As a PhD student in agricultural and resource economics, Marshall Burke was familiar with laborious data collection. To learn about farming and agriculture practices in East Africa, Burke travelled to Kenya and Uganda, where he spent months talking to farmers and walking their fields. But when Burke started the Environmental Change and Human Outcomes Lab at Stanford University in 2015, he wondered whether the computer revolution might offer better approaches.

David Lobell, who had vast experience in remote sensing, occupied the office next to him. Around the same time, a specialist in AI and image recognition, Stefano Ermon, also joined Stanford University. The trio’s discussions turned to how the ever-increasing data from satellite images could be used to help identify people living in poverty around the world. Knowing that night-time lighting can be a rough proxy for wealth, the researchers used night-time satellite imagery of areas across Africa alongside daytime imagery to teach computer models to identify features associated with wealth.

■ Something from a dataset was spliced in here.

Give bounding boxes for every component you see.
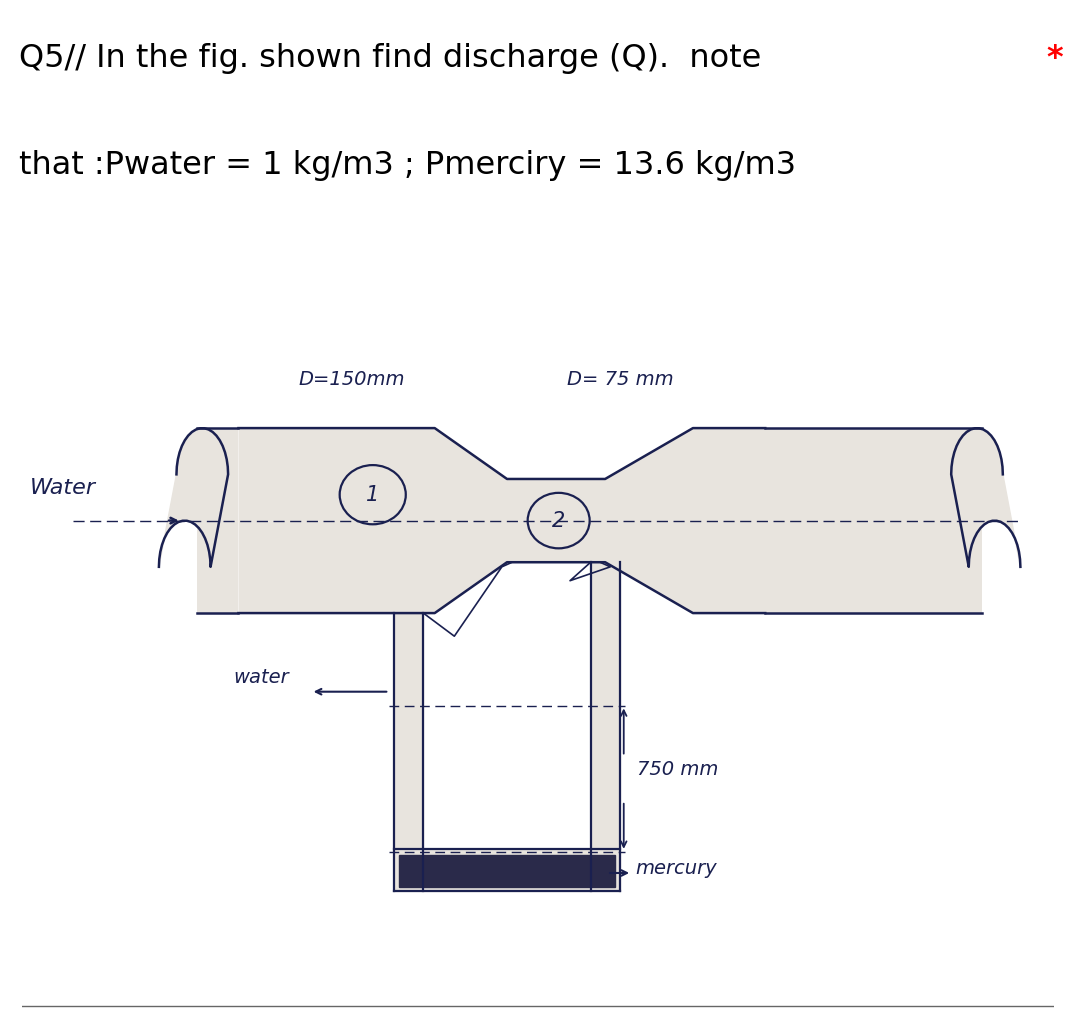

Asking a computer to compare images of areas that are already known to be extremely rich or extremely poor is an electronic version of the game “spot the difference”, Burke says. The algorithms compare the distribution and condition of roads, the amount of green space, the size and spacing of buildings and a multitude of other variables. “All the sorts of things you and I would think to look for in an image are a little bit predictive,” says Burke. “A machine can sort through all that data,” and determine what aspects are most relevant.

In 2016, the team reported that the AI analyses of the satellite images correlated strongly with on-the-ground measurements of poverty5. As machine learning advanced, Lobell, Burke and Ermon refined their models by incorporating the latest techniques.

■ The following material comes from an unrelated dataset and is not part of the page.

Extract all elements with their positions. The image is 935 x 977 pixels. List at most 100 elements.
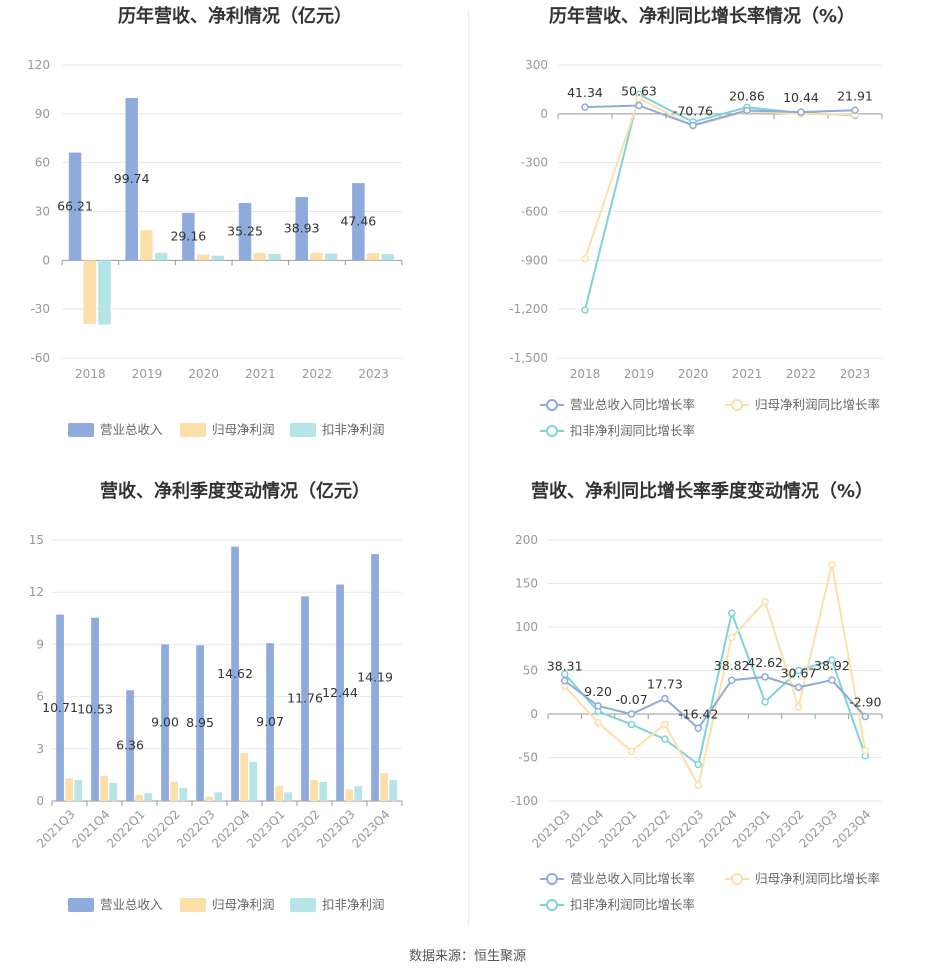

Using a pan-African data set of publicly available satellite images, the trio tested an updated approach in May 2020. When the team compared its machine-learning predictions with wealth-related survey data from 20,000 villages, the algorithm performed just as well as the laborious surveys, but at a fraction of the effort and cost6 (see ‘Poverty predictions’).

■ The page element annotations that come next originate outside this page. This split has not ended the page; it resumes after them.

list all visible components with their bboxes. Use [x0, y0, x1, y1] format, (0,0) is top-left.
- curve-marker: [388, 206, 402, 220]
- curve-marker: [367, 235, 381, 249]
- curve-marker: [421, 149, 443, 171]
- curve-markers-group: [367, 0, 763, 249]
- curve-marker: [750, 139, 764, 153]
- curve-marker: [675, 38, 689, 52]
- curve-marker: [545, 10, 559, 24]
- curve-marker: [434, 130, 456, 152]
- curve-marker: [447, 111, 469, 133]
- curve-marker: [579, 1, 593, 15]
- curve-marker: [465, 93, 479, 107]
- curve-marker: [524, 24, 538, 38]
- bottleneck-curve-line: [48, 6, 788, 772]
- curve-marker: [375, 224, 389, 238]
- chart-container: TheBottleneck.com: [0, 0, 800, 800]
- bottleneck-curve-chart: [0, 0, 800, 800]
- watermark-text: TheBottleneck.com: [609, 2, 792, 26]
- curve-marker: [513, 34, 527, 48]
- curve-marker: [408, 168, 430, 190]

Poverty Predictions: A graphic showing how an artificial intelligence model used satellite data to predict wealth across Nigera.

Source: Ref. 6

“This was a pretty seminal improvement concept for the development community,” says BenYishay. Other teams are joining the experiment, throwing out a lot of different ideas, he says. Scientists are applying machine learning to look for patterns in satellite images and mobile-phone data, and to analyse the impacts of drought, agricultural productivity, infrastructure investments and more, he says.